Before and after November, senior living leaders have the unique opportunity and responsibility to encourage residents, staff, and family members at any stage of the caregiver journey to make a caregiving plan. “Without a plan in place, savings can be depleted and retirement delayed,” says Tim Sullivan, Vice President at Caring.com. “It’s so important to make the time to speak with your loved ones about finances, eldercare and planning for the future,” Sullivan added.

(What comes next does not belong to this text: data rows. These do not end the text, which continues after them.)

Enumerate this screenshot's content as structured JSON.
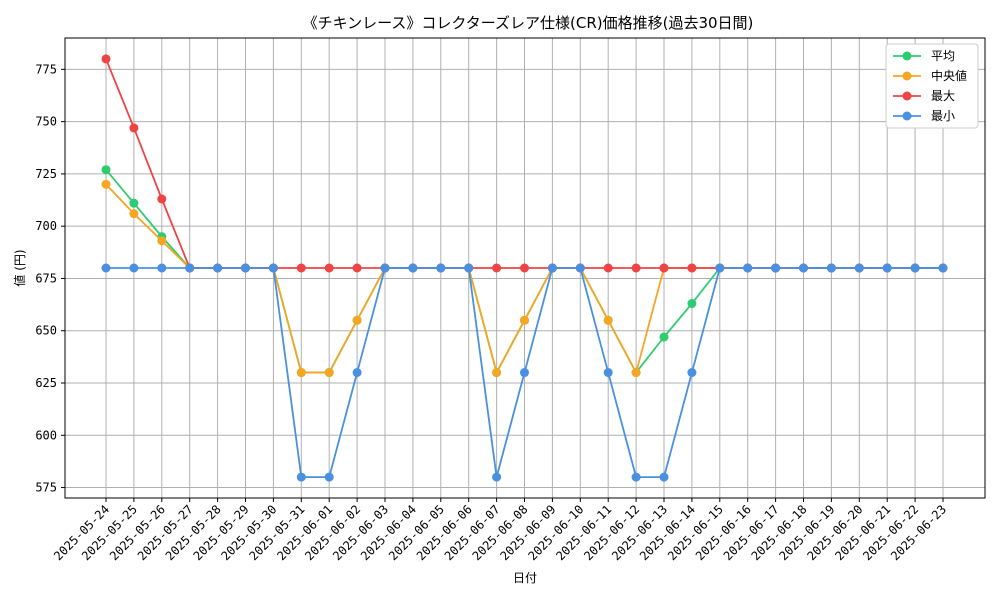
{
  "chart_data": {
    "type": "line",
    "title": "《チキンレース》コレクターズレア仕様(CR)価格推移(過去30日間)",
    "xlabel": "日付",
    "ylabel": "値 (円)",
    "ylim": [
      570,
      790
    ],
    "yticks": [
      575,
      600,
      625,
      650,
      675,
      700,
      725,
      750,
      775
    ],
    "grid": true,
    "legend_position": "top-right",
    "categories": [
      "2025-05-24",
      "2025-05-25",
      "2025-05-26",
      "2025-05-27",
      "2025-05-28",
      "2025-05-29",
      "2025-05-30",
      "2025-05-31",
      "2025-06-01",
      "2025-06-02",
      "2025-06-03",
      "2025-06-04",
      "2025-06-05",
      "2025-06-06",
      "2025-06-07",
      "2025-06-08",
      "2025-06-09",
      "2025-06-10",
      "2025-06-11",
      "2025-06-12",
      "2025-06-13",
      "2025-06-14",
      "2025-06-15",
      "2025-06-16",
      "2025-06-17",
      "2025-06-18",
      "2025-06-19",
      "2025-06-20",
      "2025-06-21",
      "2025-06-22",
      "2025-06-23"
    ],
    "series": [
      {
        "name": "平均",
        "color": "#2ecc71",
        "values": [
          727,
          711,
          695,
          680,
          680,
          680,
          680,
          630,
          630,
          655,
          680,
          680,
          680,
          680,
          630,
          655,
          680,
          680,
          655,
          630,
          647,
          663,
          680,
          680,
          680,
          680,
          680,
          680,
          680,
          680,
          680
        ]
      },
      {
        "name": "中央値",
        "color": "#f5a623",
        "values": [
          720,
          706,
          693,
          680,
          680,
          680,
          680,
          630,
          630,
          655,
          680,
          680,
          680,
          680,
          630,
          655,
          680,
          680,
          655,
          630,
          680,
          680,
          680,
          680,
          680,
          680,
          680,
          680,
          680,
          680,
          680
        ]
      },
      {
        "name": "最大",
        "color": "#ef4444",
        "values": [
          780,
          747,
          713,
          680,
          680,
          680,
          680,
          680,
          680,
          680,
          680,
          680,
          680,
          680,
          680,
          680,
          680,
          680,
          680,
          680,
          680,
          680,
          680,
          680,
          680,
          680,
          680,
          680,
          680,
          680,
          680
        ]
      },
      {
        "name": "最小",
        "color": "#4a90e2",
        "values": [
          680,
          680,
          680,
          680,
          680,
          680,
          680,
          580,
          580,
          630,
          680,
          680,
          680,
          680,
          580,
          630,
          680,
          680,
          630,
          580,
          580,
          630,
          680,
          680,
          680,
          680,
          680,
          680,
          680,
          680,
          680
        ]
      }
    ]
  }
}
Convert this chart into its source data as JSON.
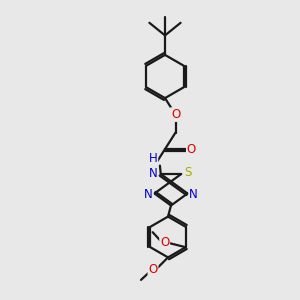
{
  "bg_color": "#e8e8e8",
  "bond_color": "#1a1a1a",
  "bond_width": 1.6,
  "atom_colors": {
    "O": "#dd0000",
    "N": "#0000cc",
    "S": "#aaaa00",
    "H": "#20a0a0"
  },
  "font_size": 8.5,
  "small_font": 7.5
}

Read more of the 2017 Caregiver Journey Survey, including charts and infographics, here.

Methodology

Caring.com’s yearly Family Caregiver Journey survey measures how family caregivers of older adults living in the U.S. hold up financially as they care for elder loved ones. From August 29 – September 17, 2017, Pretell Market Research conducted an online survey among Caring.com users, and received responses from 2,767 family caregivers. No incentive was offered.